Begin 2006 verkreeg Rommani bij het Stadsbouwhuis, waar de dienst Bouwen en Wonen is gevestigd, een positief advies over de exploitatie van een café op het Noordeinde. Later zijn Rommani en de verhuurders meerdere malen teruggegaan voor een bevestiging. Volgens Rommani is door de gemeente uiteindelijk tot vijf keer toe mondeling toestemming gegeven om het café uit te baten. Met die positieve adviezen van gemeenteambtenaren in de hand besloot Rommani de horecavergunningen aan te vragen.

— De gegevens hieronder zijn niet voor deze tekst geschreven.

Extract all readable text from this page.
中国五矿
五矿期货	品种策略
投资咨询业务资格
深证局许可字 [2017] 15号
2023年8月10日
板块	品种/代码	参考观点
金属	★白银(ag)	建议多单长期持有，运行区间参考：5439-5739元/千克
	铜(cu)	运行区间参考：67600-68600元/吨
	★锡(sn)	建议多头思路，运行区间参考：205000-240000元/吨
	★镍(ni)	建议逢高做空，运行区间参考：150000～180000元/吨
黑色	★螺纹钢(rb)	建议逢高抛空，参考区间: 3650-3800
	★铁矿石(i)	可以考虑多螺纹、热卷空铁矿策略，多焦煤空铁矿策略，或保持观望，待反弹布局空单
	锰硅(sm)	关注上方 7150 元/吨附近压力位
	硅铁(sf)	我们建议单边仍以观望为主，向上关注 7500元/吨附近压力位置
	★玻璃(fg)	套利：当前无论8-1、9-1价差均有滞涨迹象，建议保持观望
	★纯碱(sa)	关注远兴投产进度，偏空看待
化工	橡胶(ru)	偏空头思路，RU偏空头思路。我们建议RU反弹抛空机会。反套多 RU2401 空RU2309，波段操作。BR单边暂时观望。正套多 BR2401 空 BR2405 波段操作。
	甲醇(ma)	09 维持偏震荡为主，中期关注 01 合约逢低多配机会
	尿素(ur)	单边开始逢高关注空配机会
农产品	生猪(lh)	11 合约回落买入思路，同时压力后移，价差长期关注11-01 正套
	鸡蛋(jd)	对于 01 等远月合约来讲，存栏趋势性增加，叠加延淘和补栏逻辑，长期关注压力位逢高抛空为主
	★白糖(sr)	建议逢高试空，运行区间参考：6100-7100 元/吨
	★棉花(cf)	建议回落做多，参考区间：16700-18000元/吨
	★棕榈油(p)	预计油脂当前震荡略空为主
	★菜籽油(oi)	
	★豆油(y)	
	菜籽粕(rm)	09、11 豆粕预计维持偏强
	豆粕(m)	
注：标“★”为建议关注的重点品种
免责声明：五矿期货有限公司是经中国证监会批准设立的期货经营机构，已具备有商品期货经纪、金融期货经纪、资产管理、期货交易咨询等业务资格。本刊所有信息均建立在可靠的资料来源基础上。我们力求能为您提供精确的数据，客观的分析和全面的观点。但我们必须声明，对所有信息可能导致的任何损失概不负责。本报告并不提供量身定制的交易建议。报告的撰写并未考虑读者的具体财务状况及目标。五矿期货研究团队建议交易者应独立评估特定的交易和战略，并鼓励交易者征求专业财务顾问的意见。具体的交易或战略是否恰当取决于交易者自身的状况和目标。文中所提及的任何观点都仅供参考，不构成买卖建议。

Eind januari 2006 sloot de burgemeester van Leiden een horecaconvenant met Rommani. Ze ondertekende met de heren Mandas en Luykx, eigenaren van het pand aan het Noordeinde 44, een huurcontract voor een periode van 5 jaar. Nadat de gemeente ook de horecavergunning, een permanente ontheffing van het sluitingsuur en een vergunning voor kansspelautomaten verleende, leek niets meer de opening in de weg te staan. Maar dat was slechts schijn.
De ellende begon met een op het oog kleine verbouwing, waarbij houten scheidingswandjes en een systeemplafond zouden worden verwijderd. Bij die verbouwing werd een constructiefout ontdekt, die tot meer zou leiden dan slechts uitstel van de opening. Omdat het pand aan het Noordeinde de status van rijksmonument heeft, was ook voor de verbouwing een bouwvergunning vereist. Maar de eigenaren Luykx en Mandas hadden nagelaten die aan te vragen.
In juli vroegen zij alsnog een bouwvergunning aan. Maar 2 maanden eerder had de gemeente een bouwstop ingelast. Verrassender was de daaropvolgende mededeling van de gemeente dat een vestiging van een café op deze locatie strijdig is met het bestemmingsplan. En dat terwijl Rommani en de verhuurders eerder meermaals van de gemeente bevestigd hadden gekregen dat een café op die plek mogelijk was. In het toen geldende bestemmingsplan was slechts ruimte voor twee cafés aan het Noordeinde.
Voor de komst van Rommani’s café waren aan het Noordeinde meerdere horecagelegenheden gevestigd. Volgens Rommani waren dat allemaal restaurants, maar de gemeente was van mening dat het Noordeinde al twee cafés telde. Feit is dat ambtenaren van de gemeente eerder geen bezwaar zagen tegen de komst van een nieuw café op het Noordeinde. Toch hield de gemeente vast aan het standpunt dat een café op deze locatie in strijd was met het toen geldende bestemmingsplan.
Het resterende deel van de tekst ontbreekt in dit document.